The finals of the World Test Championship commence this Friday and both India and New Zealand have announced their 15 member squads. Virat Kohli would obviously be captaining the Indian side. The question that worries the Indian fans is that whether Kohli will finally score his Seventy-First international hundred. His last international century came in November 2019 in Kolkata, a 136 against Bangladesh.
There is no denying the fact that Virat Kohli has been India’s ultimate run-scoring machine in the last decade. He has scored centuries at such a ferocious rate that the impossible feat of surpassing Tendulkar’s hundred 100s seems very much possible. At just 32 years old, he has an unthinkable 70 international hundred. Therefore, no century in the last 2 years has left the Indian cricket fan worried.
It is not that Kohli has had a drop in form. He has continued to play the crucial innings and saved the team in challenging situations. His averages across formats are evidence that he has been among the runs. It is just that he has been unable to convert his 70s and 80s into the daddy hundreds that he did so effortlessly a couple of years back.\
In the past year, Kohli scored 74 in Adelaide in the first test against Australia, 72 and 62 against England in the first and second test. In ODIs, he played a match-defining 89 in the second match against Australia in SCG, followed that with a 63 in Canberra, and then against England scored 56 and 66 in the first two ODIs. It is therefore abundantly clear that lack of form is not a factor in his case. Any other player with this kind of number would be celebrated as a champion of the game. However, Kohli is not any other player. He has set such lofty standards for himself that when he does not live up to them, his fans are left disappointed.
Hence, the first game of the upcoming season which also happens to be the WTC finals holds incredible relevance. Kohli himself, and the entire nation, would want him to break this unpleasant jinx and notch his 71st hundred. The innings, other than having immense personal importance, would also be particularly significant in the context of the situation. This is the first WTC finals and both teams would want to create history by winning it. New Zealand would be nursing their jolted egos since their ill-fated 2019 World Cup loss to England. They will be coming into the game with fierce determination to lose their newly christened “chokers” tag.
One must remember that the WTC finals will be played in Southampton, England and the country holds a pivotal place in Kohli’s sporting career. The last time he toured England in 2018, the story was about his spectacular redemption from his 2014 tour. The 2014 tour was the first-ever major blip in his international career when he amassed 134 runs at an average of 13.50.

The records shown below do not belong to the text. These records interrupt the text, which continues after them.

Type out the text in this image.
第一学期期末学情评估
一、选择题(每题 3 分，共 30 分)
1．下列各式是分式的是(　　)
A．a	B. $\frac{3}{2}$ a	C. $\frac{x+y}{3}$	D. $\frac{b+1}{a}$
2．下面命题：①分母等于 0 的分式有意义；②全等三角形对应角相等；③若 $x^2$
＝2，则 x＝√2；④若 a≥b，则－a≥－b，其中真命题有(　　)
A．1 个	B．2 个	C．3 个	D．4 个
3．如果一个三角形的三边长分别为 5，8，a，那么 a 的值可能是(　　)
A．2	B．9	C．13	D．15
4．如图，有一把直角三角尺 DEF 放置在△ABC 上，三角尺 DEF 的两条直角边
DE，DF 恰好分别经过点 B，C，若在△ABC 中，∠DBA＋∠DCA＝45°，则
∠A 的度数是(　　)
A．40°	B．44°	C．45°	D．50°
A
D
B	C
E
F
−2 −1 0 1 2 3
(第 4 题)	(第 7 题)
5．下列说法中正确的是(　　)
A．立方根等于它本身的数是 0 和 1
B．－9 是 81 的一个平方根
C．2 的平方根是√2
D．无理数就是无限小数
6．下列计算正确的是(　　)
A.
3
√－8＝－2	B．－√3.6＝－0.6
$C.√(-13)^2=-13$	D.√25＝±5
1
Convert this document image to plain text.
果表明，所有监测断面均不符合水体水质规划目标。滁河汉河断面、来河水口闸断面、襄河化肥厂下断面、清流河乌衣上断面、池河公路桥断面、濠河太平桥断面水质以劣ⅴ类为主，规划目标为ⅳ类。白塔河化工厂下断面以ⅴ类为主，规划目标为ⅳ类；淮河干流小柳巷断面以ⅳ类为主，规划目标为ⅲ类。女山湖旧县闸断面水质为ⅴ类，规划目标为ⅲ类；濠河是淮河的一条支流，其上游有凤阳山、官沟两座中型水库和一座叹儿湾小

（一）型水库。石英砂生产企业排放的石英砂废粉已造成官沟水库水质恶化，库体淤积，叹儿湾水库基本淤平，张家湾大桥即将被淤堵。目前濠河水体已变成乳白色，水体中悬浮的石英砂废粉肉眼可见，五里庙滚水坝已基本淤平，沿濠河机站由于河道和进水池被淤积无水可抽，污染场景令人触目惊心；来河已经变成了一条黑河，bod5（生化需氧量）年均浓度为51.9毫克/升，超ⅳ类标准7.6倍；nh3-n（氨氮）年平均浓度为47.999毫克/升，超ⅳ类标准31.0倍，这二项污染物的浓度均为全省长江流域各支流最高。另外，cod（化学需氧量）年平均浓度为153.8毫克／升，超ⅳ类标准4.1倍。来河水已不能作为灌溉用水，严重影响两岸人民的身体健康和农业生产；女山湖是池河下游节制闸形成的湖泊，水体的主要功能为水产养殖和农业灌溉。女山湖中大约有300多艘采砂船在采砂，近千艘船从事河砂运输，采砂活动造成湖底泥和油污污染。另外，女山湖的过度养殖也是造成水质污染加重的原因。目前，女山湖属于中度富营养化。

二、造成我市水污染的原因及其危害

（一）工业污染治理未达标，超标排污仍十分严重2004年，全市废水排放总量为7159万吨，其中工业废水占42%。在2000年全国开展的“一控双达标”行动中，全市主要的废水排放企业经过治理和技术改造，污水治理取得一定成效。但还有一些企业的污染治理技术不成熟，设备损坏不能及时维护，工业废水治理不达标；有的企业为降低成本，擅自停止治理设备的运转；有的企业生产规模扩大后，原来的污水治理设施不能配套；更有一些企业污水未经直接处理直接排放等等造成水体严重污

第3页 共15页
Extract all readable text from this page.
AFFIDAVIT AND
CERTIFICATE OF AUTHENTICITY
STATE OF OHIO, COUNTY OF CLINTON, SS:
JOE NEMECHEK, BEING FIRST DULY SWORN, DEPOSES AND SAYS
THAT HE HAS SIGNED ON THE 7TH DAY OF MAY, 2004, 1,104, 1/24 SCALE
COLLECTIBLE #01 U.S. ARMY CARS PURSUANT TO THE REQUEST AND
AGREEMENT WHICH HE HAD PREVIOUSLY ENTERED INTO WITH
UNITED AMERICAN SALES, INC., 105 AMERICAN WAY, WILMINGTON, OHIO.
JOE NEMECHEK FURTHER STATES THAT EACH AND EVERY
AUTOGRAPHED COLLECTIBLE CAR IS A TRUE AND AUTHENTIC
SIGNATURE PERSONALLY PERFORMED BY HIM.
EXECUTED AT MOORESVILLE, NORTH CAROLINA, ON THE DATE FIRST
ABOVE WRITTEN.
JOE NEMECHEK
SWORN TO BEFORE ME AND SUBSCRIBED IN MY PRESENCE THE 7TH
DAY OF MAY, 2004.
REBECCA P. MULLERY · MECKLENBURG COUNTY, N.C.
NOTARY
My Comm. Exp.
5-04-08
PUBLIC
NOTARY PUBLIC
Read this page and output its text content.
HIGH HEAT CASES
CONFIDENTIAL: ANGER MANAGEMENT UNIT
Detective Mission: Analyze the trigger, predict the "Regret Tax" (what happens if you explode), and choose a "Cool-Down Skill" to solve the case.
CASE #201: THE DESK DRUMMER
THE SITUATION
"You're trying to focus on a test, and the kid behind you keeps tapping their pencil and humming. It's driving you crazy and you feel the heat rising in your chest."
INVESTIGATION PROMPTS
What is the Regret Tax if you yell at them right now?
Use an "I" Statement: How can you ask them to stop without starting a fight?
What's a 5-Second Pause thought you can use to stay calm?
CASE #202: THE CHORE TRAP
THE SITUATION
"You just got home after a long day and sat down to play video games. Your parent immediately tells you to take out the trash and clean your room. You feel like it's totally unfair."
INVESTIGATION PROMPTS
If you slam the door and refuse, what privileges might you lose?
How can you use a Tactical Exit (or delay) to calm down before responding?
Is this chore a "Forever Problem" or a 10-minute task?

Going into the 2018 tour, there was a lot of conjecture around whether Kohli would be able to reign on the demons of his previous tour. He went onto score 593 runs at an ungodly average of 59.30 and finished as the highest run-getter of the series. Therefore, it would not be a stretch to expect him to go into the WTC finals and subsequently the England test series with all guns blazing and bring an end to his century drought which has probably been the biggest challenge ever since the 2014 England tour.